4. Toutefois, d'une part, aux termes de l'article R. 351-2 du code de justice administrative : " Lorsqu'une cour administrative d'appel ou un tribunal administratif est saisi de conclusions qu'il estime relever de la compétence du Conseil d'État, son président transmet sans délai le dossier au Conseil d'État qui poursuit l'instruction de l'affaire. (...) ". Aux termes de l'article R. 351-4 du même code : " Lorsque tout ou partie des conclusions dont est saisi un tribunal administratif, une cour administrative d'appel ou le Conseil d'État relève de la compétence d'une de ces juridictions administratives, le tribunal administratif, la cour administrative d'appel ou le Conseil d'État, selon le cas, est compétent, nonobstant les règles de répartition des compétences entre juridictions administratives, pour rejeter les conclusions entachées d'une irrecevabilité manifeste insusceptible d'être couverte en cours d'instance, pour constater qu'il n'y a pas lieu de statuer sur tout ou partie des conclusions ou pour rejeter la requête en se fondant sur l'irrecevabilité manifeste de la demande de première instance. ".
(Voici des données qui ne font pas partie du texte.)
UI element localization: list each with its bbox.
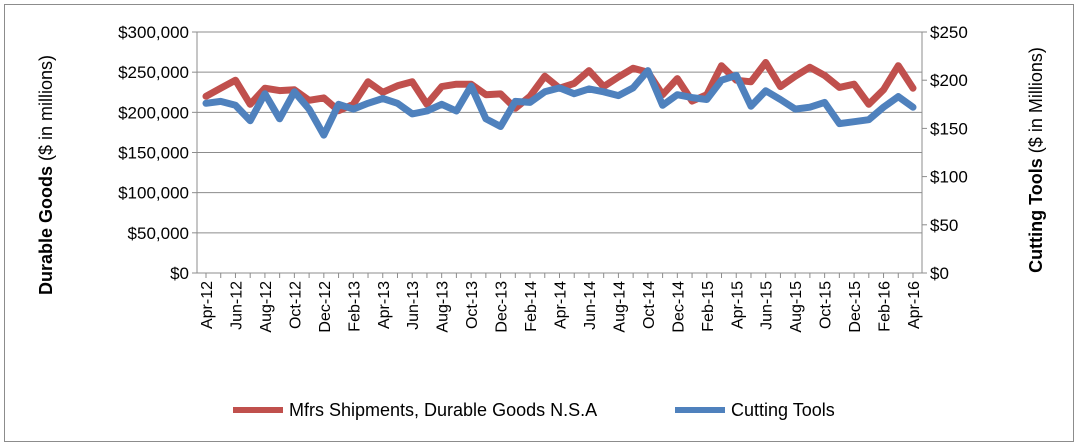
left-axis-title-unit: ($ in millions) — [36, 55, 56, 161]
right-tick-label: $0 — [930, 264, 949, 283]
legend-label-durable-goods: Mfrs Shipments, Durable Goods N.S.A — [289, 400, 597, 420]
x-tick-label: Oct-15 — [818, 281, 835, 329]
x-tick-label: Feb-15 — [700, 281, 717, 332]
x-tick-label: Dec-12 — [317, 281, 334, 333]
left-axis-ticks: $0 $50,000 $100,000 $150,000 $200,000 $250,00… — [118, 23, 197, 283]
x-tick-label: Dec-13 — [494, 281, 511, 333]
left-tick-label: $250,000 — [118, 63, 189, 82]
right-axis-ticks: $0 $50 $100 $150 $200 $250 — [922, 23, 968, 283]
chart-frame — [4, 4, 1074, 442]
x-tick-label: Aug-13 — [435, 281, 452, 333]
series-line-cutting-tools — [202, 67, 917, 139]
left-tick-label: $200,000 — [118, 103, 189, 122]
x-tick-label: Feb-13 — [346, 281, 363, 332]
x-tick-label: Aug-15 — [788, 281, 805, 333]
series-lines — [202, 59, 917, 139]
right-tick-label: $150 — [930, 119, 968, 138]
x-tick-label: Oct-12 — [287, 281, 304, 329]
right-tick-label: $250 — [930, 23, 968, 42]
right-axis-title: Cutting Tools ($ in Millions) — [1026, 47, 1046, 273]
left-tick-label: $300,000 — [118, 23, 189, 42]
left-tick-label: $100,000 — [118, 184, 189, 203]
x-tick-label: Apr-15 — [729, 281, 746, 329]
x-tick-label: Oct-13 — [464, 281, 481, 329]
x-axis-ticks: Apr-12 Jun-12 Aug-12 Oct-12 Dec-12 Feb-13 Apr-… — [199, 273, 923, 333]
left-axis-title-bold: Durable Goods — [36, 166, 56, 295]
x-tick-label: Oct-14 — [641, 281, 658, 329]
right-tick-label: $50 — [930, 216, 958, 235]
x-tick-label: Dec-14 — [670, 281, 687, 333]
left-tick-label: $0 — [170, 264, 189, 283]
x-tick-label: Aug-14 — [611, 281, 628, 333]
right-axis-title-bold: Cutting Tools — [1026, 158, 1046, 273]
legend-label-cutting-tools: Cutting Tools — [731, 400, 835, 420]
x-tick-label: Apr-16 — [906, 281, 923, 329]
x-tick-label: Apr-13 — [376, 281, 393, 329]
right-tick-label: $100 — [930, 168, 968, 187]
x-tick-label: Dec-15 — [847, 281, 864, 333]
x-tick-label: Aug-12 — [258, 281, 275, 333]
right-tick-label: $200 — [930, 71, 968, 90]
left-tick-label: $150,000 — [118, 144, 189, 163]
x-tick-label: Jun-14 — [582, 281, 599, 330]
x-tick-label: Apr-14 — [553, 281, 570, 329]
right-axis-title-unit: ($ in Millions) — [1026, 47, 1046, 153]
left-axis-title: Durable Goods ($ in millions) — [36, 55, 56, 295]
x-tick-label: Apr-12 — [199, 281, 216, 329]
x-tick-label: Jun-15 — [759, 281, 776, 330]
x-tick-label: Jun-12 — [228, 281, 245, 330]
legend: Mfrs Shipments, Durable Goods N.S.A Cutt… — [233, 400, 835, 420]
left-tick-label: $50,000 — [128, 224, 189, 243]
x-tick-label: Feb-14 — [523, 281, 540, 332]
x-tick-label: Feb-16 — [877, 281, 894, 332]
x-tick-label: Jun-13 — [405, 281, 422, 330]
5. D'autre part, aux termes de l'article R. 421-1 du code de justice administrative : " La juridiction ne peut être saisie que par voie de recours formé contre une décision et ce, dans les deux mois à partir de la notification ou de la publication de la décision attaquée. / Lorsque la requête tend au paiement d'une somme d'argent, elle n'est recevable qu'après l'intervention de la décision prise par l'administration sur une demande préalablement formée devant elle ". Aux termes de l'article R. 421-2 de ce code : " Sauf disposition législative ou réglementaire contraire, dans les cas où le silence gardé par l'autorité administrative sur une demande vaut décision de rejet, l'intéressé dispose, pour former un recours, d'un délai de deux mois à compter de la date à laquelle est née une décision implicite de rejet. (...) ". L'article R. 421-5 du même code prévoit que : " Les délais de recours contre une décision administrative ne sont opposables qu'à la condition d'avoir été mentionnés, ainsi que les voies de recours, dans la notification de la décision. ". L'article L. 112-2 du code des relations entre le public et l'administration dispose que ne sont applicables aux relations entre l'administration et ses agents ni les dispositions de l'article L. 112-3 de ce code, aux termes desquelles : " Toute demande adressée à l'administration fait l'objet d'un accusé de réception ", ni celles de son article L. 112-6 qui dispose que : " les délais de recours ne sont pas opposables à l'auteur d'une demande lorsque l'accusé de réception ne lui a pas été transmis (...) ". Enfin, l'article L. 231-4 du code des relations entre le public et l'administration prévoit que le silence gardé par l'administration pendant deux mois vaut décision de rejet dans les relations entre les autorités administratives et leurs agents.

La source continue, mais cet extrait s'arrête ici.